The question, therefore, is whether the change in his status deprives the stockholder of the right to
qualify as a director under section 23 of the present Corporation Code which deletes the phrase "in his
own right" from Sec. 30 of the old Code. With the omission of the phrase "in his own right" the election
of trustees and other persons who in fact are not the beneficial owners of the shares registered in their
names on the books of the corporation becomes formally legalized. Hence, this is a clear indication that
in order to be eligible as a director, what is material is the legal title to, not beneficial ownership of, the
stock as appearing on the books of the corporation.

The facts of this case show that the petitioners, by virtue of the voting trust agreement executed in 1981
disposed of all their shares through assignment and delivery in favor of the DBP, as trustee .
Consequently, the petitioners ceased to own at least one share standing in their names on the books of
ALFA as required under Section 23 of the new Corporation Code. They also ceased to have anything to
do with the management of the enterprise. The petitioners ceased to be directors. Hence, the transfer of
the petitioners' shares to the DBP created vacancies in their respective positions as directors of ALFA.

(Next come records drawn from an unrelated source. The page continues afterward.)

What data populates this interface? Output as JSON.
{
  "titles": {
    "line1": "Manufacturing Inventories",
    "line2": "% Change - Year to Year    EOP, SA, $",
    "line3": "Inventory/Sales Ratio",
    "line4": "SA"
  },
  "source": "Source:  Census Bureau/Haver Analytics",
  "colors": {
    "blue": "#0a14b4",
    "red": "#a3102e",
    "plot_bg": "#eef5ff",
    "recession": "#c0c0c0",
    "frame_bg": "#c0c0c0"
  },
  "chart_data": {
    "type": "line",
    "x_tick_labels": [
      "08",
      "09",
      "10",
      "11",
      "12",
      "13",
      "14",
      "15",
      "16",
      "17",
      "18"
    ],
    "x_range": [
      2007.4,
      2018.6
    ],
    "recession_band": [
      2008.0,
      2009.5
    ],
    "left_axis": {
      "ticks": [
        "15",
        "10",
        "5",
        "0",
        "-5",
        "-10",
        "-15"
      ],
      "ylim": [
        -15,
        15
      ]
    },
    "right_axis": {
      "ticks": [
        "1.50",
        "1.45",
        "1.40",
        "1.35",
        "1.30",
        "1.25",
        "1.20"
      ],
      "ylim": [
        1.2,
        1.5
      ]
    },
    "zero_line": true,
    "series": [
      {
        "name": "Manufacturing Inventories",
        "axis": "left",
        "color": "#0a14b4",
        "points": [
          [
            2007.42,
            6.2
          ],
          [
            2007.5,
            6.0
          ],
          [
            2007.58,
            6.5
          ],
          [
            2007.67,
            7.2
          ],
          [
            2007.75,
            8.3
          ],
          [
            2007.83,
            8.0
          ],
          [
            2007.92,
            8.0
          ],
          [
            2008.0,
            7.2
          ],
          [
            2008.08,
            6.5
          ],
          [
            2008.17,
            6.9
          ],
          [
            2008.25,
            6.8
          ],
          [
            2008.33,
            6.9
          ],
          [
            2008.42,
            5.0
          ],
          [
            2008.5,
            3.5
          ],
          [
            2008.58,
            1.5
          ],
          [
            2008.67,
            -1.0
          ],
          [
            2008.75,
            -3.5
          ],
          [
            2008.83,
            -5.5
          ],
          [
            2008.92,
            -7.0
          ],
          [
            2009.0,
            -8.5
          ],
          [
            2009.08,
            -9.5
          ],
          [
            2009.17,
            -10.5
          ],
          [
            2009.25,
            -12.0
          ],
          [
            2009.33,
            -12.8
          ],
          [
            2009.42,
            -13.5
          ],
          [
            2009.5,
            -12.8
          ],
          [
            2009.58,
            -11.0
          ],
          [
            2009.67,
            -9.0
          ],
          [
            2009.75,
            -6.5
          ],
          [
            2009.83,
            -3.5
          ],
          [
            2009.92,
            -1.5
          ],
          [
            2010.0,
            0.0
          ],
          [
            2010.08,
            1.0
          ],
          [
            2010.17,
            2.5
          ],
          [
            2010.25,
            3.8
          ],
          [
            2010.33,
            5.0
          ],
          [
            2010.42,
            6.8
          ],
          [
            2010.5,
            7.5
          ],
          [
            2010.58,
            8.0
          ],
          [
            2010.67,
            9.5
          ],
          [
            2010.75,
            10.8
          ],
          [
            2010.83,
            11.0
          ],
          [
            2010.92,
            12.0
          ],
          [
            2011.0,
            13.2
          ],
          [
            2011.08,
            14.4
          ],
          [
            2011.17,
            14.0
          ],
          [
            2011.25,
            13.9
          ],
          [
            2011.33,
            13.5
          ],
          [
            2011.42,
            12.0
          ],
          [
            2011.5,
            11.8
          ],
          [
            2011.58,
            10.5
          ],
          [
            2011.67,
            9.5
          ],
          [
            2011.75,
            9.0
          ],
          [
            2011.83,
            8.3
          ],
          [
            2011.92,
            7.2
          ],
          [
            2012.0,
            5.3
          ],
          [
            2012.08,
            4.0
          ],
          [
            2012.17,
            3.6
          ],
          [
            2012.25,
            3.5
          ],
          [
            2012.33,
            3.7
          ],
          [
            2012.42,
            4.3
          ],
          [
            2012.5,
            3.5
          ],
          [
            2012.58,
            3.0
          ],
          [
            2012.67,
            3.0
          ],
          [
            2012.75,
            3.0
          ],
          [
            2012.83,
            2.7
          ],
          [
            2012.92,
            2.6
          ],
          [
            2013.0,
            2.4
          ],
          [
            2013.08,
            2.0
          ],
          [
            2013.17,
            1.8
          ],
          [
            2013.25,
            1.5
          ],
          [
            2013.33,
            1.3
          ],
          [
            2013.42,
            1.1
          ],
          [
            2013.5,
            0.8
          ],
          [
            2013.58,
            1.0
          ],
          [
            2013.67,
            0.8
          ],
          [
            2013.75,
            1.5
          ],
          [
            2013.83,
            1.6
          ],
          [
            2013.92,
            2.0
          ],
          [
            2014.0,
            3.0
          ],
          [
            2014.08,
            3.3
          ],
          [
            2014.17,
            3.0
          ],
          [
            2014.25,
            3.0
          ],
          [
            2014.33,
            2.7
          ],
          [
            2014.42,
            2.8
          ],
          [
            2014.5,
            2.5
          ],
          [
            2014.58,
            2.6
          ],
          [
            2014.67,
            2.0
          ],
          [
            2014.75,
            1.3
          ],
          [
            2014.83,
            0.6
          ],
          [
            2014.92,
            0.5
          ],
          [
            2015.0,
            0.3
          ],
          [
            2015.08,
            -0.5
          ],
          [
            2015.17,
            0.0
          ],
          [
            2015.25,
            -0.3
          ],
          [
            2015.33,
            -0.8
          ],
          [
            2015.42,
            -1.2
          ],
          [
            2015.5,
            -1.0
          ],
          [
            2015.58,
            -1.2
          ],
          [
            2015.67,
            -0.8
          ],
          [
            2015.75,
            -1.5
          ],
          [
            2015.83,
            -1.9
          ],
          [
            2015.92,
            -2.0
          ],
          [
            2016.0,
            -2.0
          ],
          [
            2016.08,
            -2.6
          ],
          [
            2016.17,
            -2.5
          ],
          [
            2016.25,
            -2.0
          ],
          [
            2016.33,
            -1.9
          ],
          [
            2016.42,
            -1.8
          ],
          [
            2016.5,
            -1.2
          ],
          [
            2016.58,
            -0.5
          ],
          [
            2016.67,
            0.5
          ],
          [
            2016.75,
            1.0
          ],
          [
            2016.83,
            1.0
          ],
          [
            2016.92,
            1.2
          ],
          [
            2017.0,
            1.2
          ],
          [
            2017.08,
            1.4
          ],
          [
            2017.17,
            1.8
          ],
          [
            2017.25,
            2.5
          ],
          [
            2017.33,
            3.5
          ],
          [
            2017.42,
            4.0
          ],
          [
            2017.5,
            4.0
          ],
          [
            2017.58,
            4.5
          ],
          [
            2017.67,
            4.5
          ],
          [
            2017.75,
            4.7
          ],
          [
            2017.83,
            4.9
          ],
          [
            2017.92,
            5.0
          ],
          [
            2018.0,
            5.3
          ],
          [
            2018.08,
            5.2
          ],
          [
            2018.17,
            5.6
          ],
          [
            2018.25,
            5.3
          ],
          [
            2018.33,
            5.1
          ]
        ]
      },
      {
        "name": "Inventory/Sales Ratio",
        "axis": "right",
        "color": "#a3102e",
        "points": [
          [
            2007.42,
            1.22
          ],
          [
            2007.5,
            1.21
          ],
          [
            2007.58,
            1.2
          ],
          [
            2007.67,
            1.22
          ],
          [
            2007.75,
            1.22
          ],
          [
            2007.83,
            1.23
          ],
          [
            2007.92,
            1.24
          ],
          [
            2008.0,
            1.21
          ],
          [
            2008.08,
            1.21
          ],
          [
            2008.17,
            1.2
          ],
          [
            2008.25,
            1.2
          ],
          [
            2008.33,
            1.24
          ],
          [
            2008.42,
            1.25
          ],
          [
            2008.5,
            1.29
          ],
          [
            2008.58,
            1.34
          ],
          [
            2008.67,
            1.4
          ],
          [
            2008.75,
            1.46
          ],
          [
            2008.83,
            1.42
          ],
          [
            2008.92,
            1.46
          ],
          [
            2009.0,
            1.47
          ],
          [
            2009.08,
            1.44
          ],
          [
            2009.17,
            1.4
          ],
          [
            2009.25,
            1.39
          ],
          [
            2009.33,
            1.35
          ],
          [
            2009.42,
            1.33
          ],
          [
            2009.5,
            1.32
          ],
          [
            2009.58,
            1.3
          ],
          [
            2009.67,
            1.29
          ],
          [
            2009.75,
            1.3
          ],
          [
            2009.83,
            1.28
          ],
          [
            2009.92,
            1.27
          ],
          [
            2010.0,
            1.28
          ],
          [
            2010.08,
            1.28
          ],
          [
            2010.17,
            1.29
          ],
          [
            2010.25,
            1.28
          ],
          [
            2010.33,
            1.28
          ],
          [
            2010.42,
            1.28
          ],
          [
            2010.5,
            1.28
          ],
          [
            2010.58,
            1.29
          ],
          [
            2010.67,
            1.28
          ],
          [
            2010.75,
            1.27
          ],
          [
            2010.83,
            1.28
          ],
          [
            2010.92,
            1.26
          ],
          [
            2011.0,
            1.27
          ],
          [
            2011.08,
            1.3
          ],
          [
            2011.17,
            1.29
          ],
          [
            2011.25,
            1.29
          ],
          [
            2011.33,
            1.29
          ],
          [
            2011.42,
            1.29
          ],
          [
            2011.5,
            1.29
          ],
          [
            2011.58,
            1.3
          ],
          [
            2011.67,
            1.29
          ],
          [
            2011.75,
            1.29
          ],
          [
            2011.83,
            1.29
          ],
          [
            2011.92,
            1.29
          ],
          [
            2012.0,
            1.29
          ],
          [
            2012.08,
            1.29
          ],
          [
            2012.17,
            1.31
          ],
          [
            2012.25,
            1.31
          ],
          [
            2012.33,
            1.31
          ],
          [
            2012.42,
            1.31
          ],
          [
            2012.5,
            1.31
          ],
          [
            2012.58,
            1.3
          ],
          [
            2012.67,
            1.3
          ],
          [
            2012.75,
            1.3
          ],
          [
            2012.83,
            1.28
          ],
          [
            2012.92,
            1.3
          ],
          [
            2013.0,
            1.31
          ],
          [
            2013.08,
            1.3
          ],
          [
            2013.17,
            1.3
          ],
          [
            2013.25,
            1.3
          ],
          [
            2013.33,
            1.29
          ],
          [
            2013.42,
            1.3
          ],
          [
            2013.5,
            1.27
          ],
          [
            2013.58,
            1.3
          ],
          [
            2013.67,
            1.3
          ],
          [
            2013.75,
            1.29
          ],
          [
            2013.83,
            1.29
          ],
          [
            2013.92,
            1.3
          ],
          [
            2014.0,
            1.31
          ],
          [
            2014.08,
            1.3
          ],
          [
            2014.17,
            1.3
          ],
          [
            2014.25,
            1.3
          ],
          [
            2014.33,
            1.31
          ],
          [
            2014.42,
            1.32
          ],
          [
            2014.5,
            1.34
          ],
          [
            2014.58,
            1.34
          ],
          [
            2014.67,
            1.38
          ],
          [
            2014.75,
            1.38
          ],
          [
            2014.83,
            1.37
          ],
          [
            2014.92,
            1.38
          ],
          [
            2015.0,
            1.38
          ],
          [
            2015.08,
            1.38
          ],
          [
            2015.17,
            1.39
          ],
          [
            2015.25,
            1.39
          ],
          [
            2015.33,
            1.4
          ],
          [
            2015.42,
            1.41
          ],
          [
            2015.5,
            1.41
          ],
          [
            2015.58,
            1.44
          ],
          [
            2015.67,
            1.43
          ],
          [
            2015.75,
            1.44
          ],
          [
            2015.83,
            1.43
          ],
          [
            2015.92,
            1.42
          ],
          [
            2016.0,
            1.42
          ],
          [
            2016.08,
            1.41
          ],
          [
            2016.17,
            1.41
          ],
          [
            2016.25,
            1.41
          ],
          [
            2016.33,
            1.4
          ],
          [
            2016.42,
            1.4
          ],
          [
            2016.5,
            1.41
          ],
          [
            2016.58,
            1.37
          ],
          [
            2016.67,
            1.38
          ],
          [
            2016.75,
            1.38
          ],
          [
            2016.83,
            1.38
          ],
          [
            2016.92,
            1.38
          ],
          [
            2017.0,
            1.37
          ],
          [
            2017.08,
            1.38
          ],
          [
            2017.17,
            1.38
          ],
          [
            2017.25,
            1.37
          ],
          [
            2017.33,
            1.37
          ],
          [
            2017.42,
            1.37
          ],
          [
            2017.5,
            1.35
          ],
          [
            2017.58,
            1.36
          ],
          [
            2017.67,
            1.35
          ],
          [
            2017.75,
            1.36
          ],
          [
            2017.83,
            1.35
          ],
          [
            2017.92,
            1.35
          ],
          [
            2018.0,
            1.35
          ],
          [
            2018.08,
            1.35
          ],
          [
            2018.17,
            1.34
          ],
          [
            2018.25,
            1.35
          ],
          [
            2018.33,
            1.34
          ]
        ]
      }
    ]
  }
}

Considering that the voting trust agreement between ALFA and the DBP transferred legal ownership of
the stocks covered by the agreement to the DBP as trustee, the latter became the stockholder of record
with respect to the said shares of stocks. In the absence of a showing that the DBP had caused to be
transferred in their names one share of stock for the purpose of qualifying as directors of ALFA, the
petitioners can no longer be deemed to have retained their status as officers of ALFA which was the
case before the execution of the subject voting trust agreement. There appears to be no dispute from the
records that DBP has taken over full control and management of the firm.

In view of the foregoing, the ultimate issue of whether or not there was proper service of summons on
ALFA through the petitioners is readily answered in the negative.